Since the term diffeomorphism applies by definition only to smooth manifods, the statement - as stated - makes little sense. Instead one can show the following
Proposition 1. Let $X$ be a topological space and $Q\subseteq X\times X$ the diagonal (endowed with the subspace topology of the product topology). Then the canonical embedding $i\colon x\mapsto (x,x)$ is a homeomorphism $X\to Q$.
Proof.
The map $i$ is the unique continuous map $X\to X\times X$ that the universal property of the direct product guarantees for the identity $X\to X$ on both factors. On the other hand, the restriction to $Q$ of the canonical projection of $X\times X\to X$ (for either factor) is obviously inverse to $i$. $_\square$
In other words, $Q$ has exactly the same topological properties as $X$ has, especially
Corollary. $Q$ is a manifold if and only $X$ is. $_\square$
Proposition 2. Assume $X$ is a smooth manifold. Then the homeomorphism $i$ from proposition 1 is a smooth embedding (and hence $i$ is a diffeomorphism $X\to Q$).
Proof.
Let $n=\dim X$, so $\dim(X\times X)=2n$.
It suffices to show that for each $(x,x)\in Q$ there exists a chart $\phi\colon U\to \mathbb R^{2n}$ in the smooth atlas of $X\times X$ (as obtained for the product space from the given smooth atlas of $X$) such that $(x,x)\in U\subseteq X\times X$ and $\phi(U\cap Q)$ is the intersection of an $n$-dimensional plane with $\phi(U)$.

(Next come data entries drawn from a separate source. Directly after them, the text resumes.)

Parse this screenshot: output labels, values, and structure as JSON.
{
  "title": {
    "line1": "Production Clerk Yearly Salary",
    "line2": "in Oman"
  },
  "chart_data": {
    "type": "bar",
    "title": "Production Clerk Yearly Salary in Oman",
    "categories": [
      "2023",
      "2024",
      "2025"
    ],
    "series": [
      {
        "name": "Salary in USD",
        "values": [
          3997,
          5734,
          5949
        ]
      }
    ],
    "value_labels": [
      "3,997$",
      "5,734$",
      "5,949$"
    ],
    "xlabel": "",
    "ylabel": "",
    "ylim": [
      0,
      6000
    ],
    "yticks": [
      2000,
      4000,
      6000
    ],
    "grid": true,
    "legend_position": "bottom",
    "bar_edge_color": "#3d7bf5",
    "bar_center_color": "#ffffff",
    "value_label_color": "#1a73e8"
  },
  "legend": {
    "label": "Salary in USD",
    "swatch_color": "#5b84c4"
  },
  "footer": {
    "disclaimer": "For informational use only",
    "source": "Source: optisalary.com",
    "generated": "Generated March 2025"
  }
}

To do so, pick a chart $\psi\colon V\to \mathbb R^n$ from the smooth atlas of $X$ for which $x\in V$. Then $U:=V\times V$ is open in $X\times X$ and by the definition of smooth structure on $X\times X$, the map $\phi:=\psi\times \psi\colon U\to \mathbb R^{2n}=\mathbb R^n\times \mathbb R^n$, $(\xi,\eta)\mapsto (\psi(\xi),\psi(\eta))$ belongs to the smooth atlas of $X\times X$. As $\phi(U\cap Q)$ is the diagonal plane $\mathbb R^n\times \mathbb R^n$, the claim follows. $_\square$